Wednesday, May 5, 2010

American Idol: Harry Situation

I’m a bit more forgiving when it comes to Frank Sinatra Week (or Rat Pack Week or Big Band Week or whatever euphemism the show’s producers want to use to cover up for the fact that they ran out of ideas for theme nights four years ago) on “American Idol.”

I’ve been swing dancing for the better part of eight years, so the music from that era pretty much gets me moving involuntarily.

Even with the deck stacked in the show’s favor, and despite the presence of an energetic, charismatic and truly involved (maybe TOO involved) guest mentor, I still feel like “American Idol” came up short last night.

I’m guessing the big reason is that I just don’t feel all the love for Lee DeWyze.

Yes, he seems like a nice enough/humble guy. Yes, he’s noticeably improved his stage presence. (Before, it was more of a “stage absence.”) And, yes, I can objectively see that he has the most distinctive, radio-friendly tone out of all the remaining finalists. (Even if I’m not personally a fan of his constipated/strained singing.)

Still, for whatever reason, I just can’t shake the feeling that the judges are going out of their way to prop this guy up to be more than what he really is. (It’s pretty much the exact opposite of how they treated Kris Allen — I’m betting Simon is still trying to figure out how Kris won.)

I mean, I liked mini-Connick Jr’s take on “That’s Life” just fine. I REALLY liked that (although he still appears nervous), he was visibly feeling the song on stage. I just wish the judges would call him out on his occasional pitch problems or the fact that much of his first verse was unintelligible or, you know, ANYTHING. Again, Lee is a nice guy and he’s a good singer, but he’s not the do-no-wrong superstar the judges seem to be treating him like.

Of course, there’s a realistic chance that Lee can win – I can’t say the same for the likes of Aaron Kelly and Casey James.

I wouldn’t have included Casey James in that sentence before last night, but his cover of “Blue Skies” was absolutely brutal. (Not quite Paige Miles-brutal, but still…) His first note was off, he looked lost without his guitar (dude needed a mic stand to anchor him) and the judges (or at least Kara) finally noticed his goat-like tone when he holds out a note. Just not a good night for Mr.
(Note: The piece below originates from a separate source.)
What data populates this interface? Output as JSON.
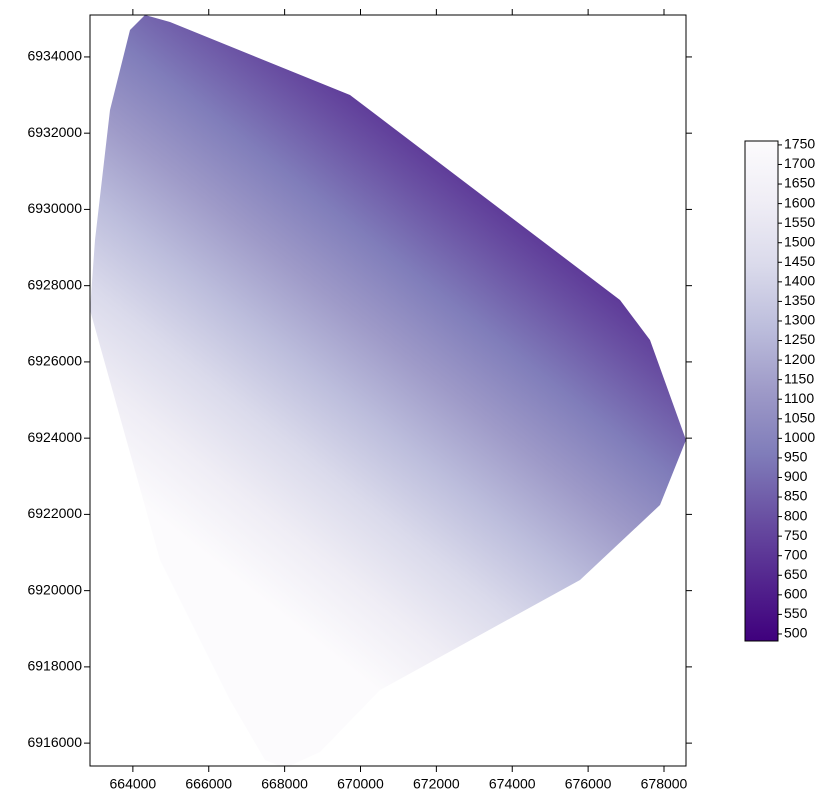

James, though judging from how Simon’s joke about him having a gig ready next Tuesday bombed, I’m not surprised he was able to avoid the bottom two.

Instead, it was Aaron who went home after a particularly lifeless take on “Fly Me to the Moon.” Besides not at all adapting his style to the night’s musical theme (other than ditching the tragically “edgy” hairstyle he usually sports), he seemed completely disconnected from the lyrics. More annoyingly, his movements on stage seem to be completely on autopilot. He reminds me of a videogame avatar in the Karaoke Revolution videogame I used to play. Ok, that’s not true – I still play that game.

That means former ninth place finisher Michael Lynche will likely live to see another week. There’s not much to say about his cover of “The Way You Look Tonight.” The week’s theme was, indeed, in his “wheelhouse” (as, I’m sure, Randy reminded himself to point out hours before the telecast) and he was solid. Unfortunately, that also means he didn’t do anything particularly surprising or exciting. Still, in a season with this many ups and downs, being safe and steady isn’t the worst thing in the world. (In fact, it appears to be encouraged.)

At least it certainly seems like the judges aren’t enjoying (and are even resenting) The Crystal Bowersox Show.

Sure, it’s a bit presumptuous of someone on an amateur singing competition to try to bend said competition to their will instead of “playing the game.” (Kind of the same way it was obnoxious for Emilio to put his “E.Sosa” print on his own fabric this past season on “Project Runway.”) However, I actually dig the fact that last week she was the leader of a country quartet, and this week she was a jazz singer. (And did both just as credibly.)

The problem last night (other than her first verse sounding shaky and nervous) is that Crystal continues to put herself in the no-win situation of looking like a know-it-all. Granted, it’s incredibly tempting to talk back to this group of judges (since they have no idea what they’re talking about), but as ridiculous as they are, they DO have credibility in the music industry. They have credibility that Crystal doesn’t have. What I’m saying is that – despite her relatively even-tempered and thoughtful rebuttals and her refreshing refusal to submit to the big-note status quo – it would probably be better for her voting prospects if she just shushed while the judges were talking. (All bets are off during the post-performance interview with Seacrest.)

So what’d you think of this episode? Was there too much Harry Connick Jr., not enough or just the right amount? (This crop of finalists is so boring, I’ll take as much Connick as I can get.) Why was Anthony Hopkins there? Finally, where do you think is Simon going to keep that monogrammed Sinatra hankie? (In his V-neck t-shirt pocket?)